光を求めて彷徨い、必死に出口を探す。けど、何も見つからない。
恐くて堪らなくて、でも諦める訳にはいかなくて。
何でここにいるのか考えていると。背後から熱気を感じ取った。
火だ。火が押し寄せる。逃げようと懸命に走り出すも、火が蛇のように足に縛りつく。
まるで逃がさないと言うように、縛りつける・・・。




【焔呪】




また、あの夢だ。
温かなベッドの中で、モンキー・D・ルフィは思った。
夢の中で、ルフィは暗闇にいる。彷徨い続けるとやがて焔が出現し、逃げぬよう束縛する。同じ夢を、近年何度も見た。

(ま、夢だけど・・)

大きく欠伸を漏らして、ベッドから降りる。
部屋はシンプルな家具しか置かれておらず、年頃の女子の室内とは思えないくらいに飾り気がない。しかも少々、いや。かなり散らかっている。
これを友人が訪れたら「汚っ!」の一言だ。週に一度、祖父が寄越す家政婦が掃除をしに来るが、自分自身で彼女は片付ける事をしない。

ルフィは一人暮らしだ。今年で十七歳の高校二年生。
家族構成は祖父のみ。祖父は警察の有力者で、多忙の責務を送っている。
寝起きでぼ〜っと歩いていると、段ボールに躓いて倒れた。
ぱっちりと目が覚めて、壁に掛けられた時計が視界に映ると、もう朝の九時だ。

(今日って仕送りの日だったな・・)

食費がかかるせいで、祖父の仕送りは毎月ギリギリ。
銀行で引き出さなければ今日の晩飯は無しだ。ルフィは腰を上げて洗面台に向かった。


季節は冬。
土曜の休みだけあって、町は家族連れやら恋人やらで賑わっている。
それにもうすぐクリスマスだ。胸を躍らせるイベントに周囲は盛り上がっていた。
麦わら帽子を被り、赤いコートに身を包んだルフィは、さむっと寒さに身を震わせる。
麦わら帽子は季節外れであるが、彼女のトレードマーク。両手で擦り合わせるも、冷たい風によって体温を奪われる。
周囲を見回せば、一人で行動しているのは自分一人だけだと気づくと、つまらない気分になった。

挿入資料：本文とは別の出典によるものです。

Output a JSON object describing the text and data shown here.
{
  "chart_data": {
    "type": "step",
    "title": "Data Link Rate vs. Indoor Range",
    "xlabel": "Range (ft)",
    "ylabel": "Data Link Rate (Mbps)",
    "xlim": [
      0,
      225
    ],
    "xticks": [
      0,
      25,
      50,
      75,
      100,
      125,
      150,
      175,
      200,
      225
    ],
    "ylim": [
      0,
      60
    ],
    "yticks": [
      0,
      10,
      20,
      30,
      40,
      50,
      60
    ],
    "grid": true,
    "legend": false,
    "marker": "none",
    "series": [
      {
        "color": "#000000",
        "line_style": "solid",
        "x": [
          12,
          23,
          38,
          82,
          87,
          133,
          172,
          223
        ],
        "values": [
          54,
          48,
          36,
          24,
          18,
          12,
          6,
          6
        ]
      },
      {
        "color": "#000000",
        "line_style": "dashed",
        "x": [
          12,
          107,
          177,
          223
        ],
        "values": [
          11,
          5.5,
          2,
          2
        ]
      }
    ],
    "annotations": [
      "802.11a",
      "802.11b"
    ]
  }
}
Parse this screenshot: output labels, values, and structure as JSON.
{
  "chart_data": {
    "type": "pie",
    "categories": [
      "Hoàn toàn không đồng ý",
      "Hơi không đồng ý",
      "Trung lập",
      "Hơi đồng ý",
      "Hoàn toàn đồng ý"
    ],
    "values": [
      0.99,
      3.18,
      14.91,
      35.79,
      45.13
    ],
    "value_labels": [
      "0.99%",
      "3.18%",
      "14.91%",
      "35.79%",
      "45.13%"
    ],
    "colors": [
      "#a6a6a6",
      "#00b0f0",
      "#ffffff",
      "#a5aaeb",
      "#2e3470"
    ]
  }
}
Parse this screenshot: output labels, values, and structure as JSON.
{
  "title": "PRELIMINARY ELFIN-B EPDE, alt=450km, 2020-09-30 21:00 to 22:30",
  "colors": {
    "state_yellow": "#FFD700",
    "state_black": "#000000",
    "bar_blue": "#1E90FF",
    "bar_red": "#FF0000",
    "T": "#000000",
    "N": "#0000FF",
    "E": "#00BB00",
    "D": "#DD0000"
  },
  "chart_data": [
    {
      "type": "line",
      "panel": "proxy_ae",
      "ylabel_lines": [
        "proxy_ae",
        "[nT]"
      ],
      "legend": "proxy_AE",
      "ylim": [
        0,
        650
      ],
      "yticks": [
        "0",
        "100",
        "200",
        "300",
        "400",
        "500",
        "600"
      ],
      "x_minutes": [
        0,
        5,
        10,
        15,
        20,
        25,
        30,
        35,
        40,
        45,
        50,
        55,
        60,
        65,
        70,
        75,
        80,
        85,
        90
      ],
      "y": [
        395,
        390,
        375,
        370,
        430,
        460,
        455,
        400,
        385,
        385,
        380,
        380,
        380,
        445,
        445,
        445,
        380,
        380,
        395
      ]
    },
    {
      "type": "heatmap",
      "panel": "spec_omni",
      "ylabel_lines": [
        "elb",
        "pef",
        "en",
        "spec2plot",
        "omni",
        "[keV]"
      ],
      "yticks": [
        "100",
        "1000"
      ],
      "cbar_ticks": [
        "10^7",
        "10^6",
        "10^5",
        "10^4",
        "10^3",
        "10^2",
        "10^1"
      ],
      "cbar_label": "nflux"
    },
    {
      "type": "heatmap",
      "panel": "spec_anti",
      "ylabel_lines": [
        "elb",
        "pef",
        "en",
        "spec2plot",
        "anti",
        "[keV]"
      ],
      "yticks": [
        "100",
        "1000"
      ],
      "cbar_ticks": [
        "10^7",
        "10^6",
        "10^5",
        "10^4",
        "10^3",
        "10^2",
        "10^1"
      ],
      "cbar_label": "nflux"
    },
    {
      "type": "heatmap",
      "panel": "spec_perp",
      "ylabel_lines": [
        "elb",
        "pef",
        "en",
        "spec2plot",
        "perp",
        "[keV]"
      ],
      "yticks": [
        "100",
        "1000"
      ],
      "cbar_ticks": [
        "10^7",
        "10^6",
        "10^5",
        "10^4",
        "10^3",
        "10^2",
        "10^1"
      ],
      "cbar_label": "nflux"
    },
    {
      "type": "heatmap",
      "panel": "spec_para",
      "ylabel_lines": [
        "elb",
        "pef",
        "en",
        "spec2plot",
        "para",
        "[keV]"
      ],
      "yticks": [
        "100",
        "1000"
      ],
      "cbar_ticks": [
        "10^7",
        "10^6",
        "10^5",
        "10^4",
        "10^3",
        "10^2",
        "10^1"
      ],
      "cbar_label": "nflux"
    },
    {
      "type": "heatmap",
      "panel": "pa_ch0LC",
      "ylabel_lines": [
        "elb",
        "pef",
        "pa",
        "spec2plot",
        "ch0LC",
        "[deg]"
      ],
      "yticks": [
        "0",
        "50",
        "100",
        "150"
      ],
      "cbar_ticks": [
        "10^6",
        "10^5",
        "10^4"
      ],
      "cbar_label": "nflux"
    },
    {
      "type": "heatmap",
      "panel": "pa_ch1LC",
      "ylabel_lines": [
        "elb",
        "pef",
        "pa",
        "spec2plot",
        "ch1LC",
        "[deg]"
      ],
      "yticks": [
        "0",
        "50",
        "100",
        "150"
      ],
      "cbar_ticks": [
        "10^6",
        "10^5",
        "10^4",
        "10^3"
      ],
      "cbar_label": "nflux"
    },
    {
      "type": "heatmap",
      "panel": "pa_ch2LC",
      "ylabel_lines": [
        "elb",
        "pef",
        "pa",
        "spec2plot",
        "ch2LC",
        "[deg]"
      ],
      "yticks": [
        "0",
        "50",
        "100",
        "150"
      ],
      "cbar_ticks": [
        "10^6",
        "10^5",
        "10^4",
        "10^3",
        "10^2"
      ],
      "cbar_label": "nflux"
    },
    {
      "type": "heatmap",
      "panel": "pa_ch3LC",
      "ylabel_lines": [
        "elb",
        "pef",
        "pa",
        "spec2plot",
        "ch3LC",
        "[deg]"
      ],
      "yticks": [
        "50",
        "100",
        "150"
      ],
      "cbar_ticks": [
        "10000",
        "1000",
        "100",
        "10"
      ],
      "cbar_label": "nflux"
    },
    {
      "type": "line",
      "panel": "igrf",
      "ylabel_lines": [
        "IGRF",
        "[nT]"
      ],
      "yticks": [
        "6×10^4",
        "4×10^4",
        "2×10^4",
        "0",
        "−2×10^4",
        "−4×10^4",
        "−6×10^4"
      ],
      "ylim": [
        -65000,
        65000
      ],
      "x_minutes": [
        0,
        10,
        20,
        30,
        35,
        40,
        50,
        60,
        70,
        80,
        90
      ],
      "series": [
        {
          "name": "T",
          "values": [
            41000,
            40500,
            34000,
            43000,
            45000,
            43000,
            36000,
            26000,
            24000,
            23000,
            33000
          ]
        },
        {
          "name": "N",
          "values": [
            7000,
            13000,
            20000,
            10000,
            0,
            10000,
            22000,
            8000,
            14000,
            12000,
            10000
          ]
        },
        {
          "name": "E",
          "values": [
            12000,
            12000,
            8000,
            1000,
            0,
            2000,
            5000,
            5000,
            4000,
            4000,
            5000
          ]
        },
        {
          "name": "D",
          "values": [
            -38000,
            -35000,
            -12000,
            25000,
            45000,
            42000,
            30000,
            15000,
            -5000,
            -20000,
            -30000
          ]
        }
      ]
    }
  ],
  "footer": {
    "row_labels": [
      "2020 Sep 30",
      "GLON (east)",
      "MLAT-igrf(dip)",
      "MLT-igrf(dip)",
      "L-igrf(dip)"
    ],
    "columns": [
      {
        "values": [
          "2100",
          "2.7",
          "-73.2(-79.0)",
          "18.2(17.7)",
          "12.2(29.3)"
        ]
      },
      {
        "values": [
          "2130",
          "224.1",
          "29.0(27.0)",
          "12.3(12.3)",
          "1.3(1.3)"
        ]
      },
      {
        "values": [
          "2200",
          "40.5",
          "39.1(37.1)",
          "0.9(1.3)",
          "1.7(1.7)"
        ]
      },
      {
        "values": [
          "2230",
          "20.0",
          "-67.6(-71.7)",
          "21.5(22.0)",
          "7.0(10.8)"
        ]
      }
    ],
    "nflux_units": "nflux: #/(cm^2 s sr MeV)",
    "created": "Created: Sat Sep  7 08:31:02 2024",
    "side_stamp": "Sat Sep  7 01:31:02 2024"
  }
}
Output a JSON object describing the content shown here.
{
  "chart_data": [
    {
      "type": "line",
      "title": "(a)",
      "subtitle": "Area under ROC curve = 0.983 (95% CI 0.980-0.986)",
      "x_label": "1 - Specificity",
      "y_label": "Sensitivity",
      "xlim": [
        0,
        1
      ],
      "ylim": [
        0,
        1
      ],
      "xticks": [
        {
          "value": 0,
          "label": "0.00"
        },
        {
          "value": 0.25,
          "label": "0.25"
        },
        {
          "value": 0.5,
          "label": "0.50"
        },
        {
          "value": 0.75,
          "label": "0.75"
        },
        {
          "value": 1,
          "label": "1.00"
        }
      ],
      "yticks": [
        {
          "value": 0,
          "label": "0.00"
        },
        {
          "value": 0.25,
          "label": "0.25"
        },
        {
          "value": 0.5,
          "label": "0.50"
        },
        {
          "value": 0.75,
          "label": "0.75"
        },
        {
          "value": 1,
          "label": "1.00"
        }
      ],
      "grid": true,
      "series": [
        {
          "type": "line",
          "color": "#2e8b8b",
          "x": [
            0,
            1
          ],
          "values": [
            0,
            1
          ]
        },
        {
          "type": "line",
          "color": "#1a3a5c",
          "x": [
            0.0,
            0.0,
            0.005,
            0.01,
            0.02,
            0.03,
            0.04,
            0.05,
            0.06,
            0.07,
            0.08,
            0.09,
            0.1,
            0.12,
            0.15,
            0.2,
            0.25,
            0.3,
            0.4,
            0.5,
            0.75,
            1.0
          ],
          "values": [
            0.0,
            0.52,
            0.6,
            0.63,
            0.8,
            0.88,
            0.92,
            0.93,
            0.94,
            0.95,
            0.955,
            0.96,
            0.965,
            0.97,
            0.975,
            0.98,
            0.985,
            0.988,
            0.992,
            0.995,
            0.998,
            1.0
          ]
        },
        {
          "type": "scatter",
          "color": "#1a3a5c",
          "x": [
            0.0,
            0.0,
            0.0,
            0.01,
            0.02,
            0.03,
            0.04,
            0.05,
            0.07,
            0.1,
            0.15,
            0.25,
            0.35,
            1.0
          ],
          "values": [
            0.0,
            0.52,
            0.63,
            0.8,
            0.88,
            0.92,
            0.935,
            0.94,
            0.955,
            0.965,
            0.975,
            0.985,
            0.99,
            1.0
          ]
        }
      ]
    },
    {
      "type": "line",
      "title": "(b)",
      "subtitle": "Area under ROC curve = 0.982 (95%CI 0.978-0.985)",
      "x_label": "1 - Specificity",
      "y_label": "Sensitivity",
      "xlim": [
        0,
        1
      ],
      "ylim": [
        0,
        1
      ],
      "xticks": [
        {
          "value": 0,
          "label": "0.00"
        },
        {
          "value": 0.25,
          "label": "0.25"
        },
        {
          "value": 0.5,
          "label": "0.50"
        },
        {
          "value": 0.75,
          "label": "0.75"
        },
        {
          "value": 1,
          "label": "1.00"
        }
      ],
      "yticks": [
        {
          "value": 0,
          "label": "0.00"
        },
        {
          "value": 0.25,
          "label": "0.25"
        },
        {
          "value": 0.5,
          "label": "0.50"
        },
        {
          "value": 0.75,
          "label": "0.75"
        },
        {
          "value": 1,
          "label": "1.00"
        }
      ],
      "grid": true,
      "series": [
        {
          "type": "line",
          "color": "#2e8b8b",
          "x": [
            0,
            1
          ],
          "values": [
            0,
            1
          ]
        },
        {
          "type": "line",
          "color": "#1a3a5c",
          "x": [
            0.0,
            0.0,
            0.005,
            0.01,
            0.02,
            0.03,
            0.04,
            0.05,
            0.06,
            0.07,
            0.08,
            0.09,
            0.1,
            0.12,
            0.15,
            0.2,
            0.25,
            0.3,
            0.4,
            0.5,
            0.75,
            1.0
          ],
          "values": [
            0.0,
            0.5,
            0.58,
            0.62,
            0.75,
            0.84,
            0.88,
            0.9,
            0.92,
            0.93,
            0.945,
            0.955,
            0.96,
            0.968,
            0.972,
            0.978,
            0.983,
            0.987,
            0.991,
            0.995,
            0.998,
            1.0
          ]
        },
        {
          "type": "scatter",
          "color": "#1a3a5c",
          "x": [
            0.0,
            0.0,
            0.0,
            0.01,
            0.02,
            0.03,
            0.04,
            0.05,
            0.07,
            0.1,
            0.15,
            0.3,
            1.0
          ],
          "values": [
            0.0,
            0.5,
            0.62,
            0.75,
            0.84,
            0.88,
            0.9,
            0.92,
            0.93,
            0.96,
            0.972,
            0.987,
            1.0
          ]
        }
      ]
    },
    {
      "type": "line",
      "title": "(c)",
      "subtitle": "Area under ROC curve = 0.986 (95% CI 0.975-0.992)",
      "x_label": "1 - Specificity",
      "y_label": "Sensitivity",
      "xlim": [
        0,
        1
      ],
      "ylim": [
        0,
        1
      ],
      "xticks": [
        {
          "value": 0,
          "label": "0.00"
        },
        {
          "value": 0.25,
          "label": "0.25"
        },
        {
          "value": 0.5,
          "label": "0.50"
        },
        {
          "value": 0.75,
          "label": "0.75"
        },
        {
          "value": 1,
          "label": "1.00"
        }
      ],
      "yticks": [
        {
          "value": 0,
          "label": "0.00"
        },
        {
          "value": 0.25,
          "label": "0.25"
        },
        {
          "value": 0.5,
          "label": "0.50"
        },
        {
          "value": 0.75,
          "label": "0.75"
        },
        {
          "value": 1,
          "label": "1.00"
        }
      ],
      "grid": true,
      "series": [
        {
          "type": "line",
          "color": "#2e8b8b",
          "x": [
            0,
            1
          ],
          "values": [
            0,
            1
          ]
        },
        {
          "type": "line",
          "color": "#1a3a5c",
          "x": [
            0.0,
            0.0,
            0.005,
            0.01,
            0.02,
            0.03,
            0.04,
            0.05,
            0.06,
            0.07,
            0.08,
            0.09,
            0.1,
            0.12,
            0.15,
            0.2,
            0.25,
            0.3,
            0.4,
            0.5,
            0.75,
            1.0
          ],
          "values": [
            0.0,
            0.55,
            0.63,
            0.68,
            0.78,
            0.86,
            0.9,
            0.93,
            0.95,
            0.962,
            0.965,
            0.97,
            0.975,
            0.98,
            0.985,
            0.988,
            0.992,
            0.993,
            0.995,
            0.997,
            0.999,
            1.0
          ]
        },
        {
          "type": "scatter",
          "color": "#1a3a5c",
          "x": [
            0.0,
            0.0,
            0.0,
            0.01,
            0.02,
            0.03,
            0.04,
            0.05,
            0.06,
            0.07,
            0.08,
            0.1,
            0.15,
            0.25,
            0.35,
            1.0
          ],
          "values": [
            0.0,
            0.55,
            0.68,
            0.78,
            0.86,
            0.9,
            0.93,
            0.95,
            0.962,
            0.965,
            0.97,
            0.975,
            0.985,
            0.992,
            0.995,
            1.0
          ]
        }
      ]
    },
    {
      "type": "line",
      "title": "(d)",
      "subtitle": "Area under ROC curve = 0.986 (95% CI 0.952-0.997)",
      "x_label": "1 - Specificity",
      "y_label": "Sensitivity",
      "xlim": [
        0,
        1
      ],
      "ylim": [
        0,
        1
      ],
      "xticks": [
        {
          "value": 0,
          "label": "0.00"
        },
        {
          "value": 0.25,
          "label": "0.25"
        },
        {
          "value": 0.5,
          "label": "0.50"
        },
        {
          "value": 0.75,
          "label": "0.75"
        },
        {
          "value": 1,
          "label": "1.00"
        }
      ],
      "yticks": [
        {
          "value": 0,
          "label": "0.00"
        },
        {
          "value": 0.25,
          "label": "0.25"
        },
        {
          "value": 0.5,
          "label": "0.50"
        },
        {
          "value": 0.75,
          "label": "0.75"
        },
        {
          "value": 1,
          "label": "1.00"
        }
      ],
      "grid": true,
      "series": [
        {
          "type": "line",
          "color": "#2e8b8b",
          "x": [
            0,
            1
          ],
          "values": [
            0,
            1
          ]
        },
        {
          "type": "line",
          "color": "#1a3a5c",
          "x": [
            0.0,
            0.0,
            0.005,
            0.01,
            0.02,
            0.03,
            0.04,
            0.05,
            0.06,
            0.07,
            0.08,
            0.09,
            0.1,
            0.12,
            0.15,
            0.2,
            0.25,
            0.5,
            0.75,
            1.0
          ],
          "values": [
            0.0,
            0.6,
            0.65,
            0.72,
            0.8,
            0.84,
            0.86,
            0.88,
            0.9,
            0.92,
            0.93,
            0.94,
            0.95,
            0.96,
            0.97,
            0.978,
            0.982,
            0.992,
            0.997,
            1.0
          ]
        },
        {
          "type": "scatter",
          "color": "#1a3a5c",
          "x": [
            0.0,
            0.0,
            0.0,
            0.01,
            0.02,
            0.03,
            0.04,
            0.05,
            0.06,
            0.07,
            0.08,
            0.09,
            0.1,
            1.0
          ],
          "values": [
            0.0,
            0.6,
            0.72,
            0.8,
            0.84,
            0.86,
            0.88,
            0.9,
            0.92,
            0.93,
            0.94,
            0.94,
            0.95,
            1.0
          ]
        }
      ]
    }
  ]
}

昨年までは、友人達とパーティの準備ではしゃいでいた。今年は運悪く、仲の良い友人達は恋人ができて、開けなくなった。
クリスマスは二日だ。一日は恋人、もう一日は家族と。よって、ルフィは余ってしまったのである。

肉親の祖父はクリスマスプレゼントを贈ってくれるが、家に帰っては来ない。
一人寂しい日を送るルフィは、はぁとため息をつく。来年も今年のようになるのかと思うと、何だか悲しくなった。

俯き加減で歩いていたせいか。

「いてっ!」

正面衝突する。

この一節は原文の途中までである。